Fawzia Koofi yesterday commented on the Guardian claiming that womens rights have improved. She portrayed the small but important victories as the consequences of invasion and pleads Britain not to desert Afghanistan now. This is debatable. Not only because Afghanistan and its women first voted in a democratic election in 1965 before US intervention but also because war cannot lead to progression when it results only in destruction.
The perception of Western influence and the equality of women is debatable too. Whilst one may believe the Western world is a model example to the East in terms of the role of women within society, the fact remains that there are a significantly larger proportion of women in positions of political power in Eastern countries than there are in the UK and America.

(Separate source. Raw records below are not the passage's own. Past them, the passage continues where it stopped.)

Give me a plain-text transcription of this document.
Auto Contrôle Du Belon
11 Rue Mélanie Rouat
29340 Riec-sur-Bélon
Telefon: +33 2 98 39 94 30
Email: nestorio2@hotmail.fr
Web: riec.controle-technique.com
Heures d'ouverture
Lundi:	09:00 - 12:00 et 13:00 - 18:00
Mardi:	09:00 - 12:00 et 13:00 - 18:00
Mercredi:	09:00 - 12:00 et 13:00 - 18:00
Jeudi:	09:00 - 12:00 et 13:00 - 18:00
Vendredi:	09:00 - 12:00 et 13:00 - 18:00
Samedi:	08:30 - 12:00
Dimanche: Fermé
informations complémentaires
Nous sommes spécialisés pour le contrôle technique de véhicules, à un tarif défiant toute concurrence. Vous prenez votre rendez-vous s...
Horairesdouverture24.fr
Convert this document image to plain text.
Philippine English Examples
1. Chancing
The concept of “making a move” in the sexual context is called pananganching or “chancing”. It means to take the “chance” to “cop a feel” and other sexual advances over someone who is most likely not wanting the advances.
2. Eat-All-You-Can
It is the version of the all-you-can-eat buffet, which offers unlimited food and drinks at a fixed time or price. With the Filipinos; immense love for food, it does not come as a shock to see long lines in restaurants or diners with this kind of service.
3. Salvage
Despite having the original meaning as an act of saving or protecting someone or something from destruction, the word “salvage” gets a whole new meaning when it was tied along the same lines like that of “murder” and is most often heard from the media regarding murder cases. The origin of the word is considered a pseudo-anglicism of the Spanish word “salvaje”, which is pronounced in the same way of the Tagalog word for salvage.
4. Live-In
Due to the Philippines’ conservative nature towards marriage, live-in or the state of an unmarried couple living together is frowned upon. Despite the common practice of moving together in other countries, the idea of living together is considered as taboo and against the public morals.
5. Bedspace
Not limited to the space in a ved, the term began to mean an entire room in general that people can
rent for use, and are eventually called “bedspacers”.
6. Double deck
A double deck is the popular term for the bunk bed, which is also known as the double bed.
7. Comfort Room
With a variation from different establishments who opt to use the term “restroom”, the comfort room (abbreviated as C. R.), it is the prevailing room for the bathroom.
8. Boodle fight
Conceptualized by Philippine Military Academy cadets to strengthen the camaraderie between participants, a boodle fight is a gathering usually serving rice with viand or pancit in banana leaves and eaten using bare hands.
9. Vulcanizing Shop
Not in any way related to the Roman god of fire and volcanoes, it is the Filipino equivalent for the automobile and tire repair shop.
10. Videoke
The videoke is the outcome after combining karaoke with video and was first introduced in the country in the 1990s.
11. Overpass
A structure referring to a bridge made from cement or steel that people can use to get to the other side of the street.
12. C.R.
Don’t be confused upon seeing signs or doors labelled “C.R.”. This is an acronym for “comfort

Yesterdays Evening Standard exhibited how the rights of women still need to be addressed leading with “GIRL, 8, SOLD AS BRIDE TO POLICE OFFICER” on its front page. The heartbreaking story showed how only 10 of Afghanistan’s 34 provinces implement the “Elimination Of Violence Against Women” legislation 2 years after its introduction. Many cases of child-brides and violence against women can be heard because those who break the legislation are rarely held to account. It is the battle of hearts and minds that the Afghani people and authorities must conquer to ensure women are liberated.
It must be remembered that intervention did not and does not centre on securing the rights of women despite their position having slightly improved. The truth is it is difficult to know the true plight of Afghani women. The two contrasting stories show how it is dependent on many factors: location, family background, political alignments, etc.
The only way to truly know is to visit Afghanistan yourself and speak to its women. All I can be sure of is that war cannot help liberate women, especially when they, and the children they bear, are the ones who suffer the most from it. And this is why I supporting the Anti-War mass assembly in Trafalgar Square tomorrow.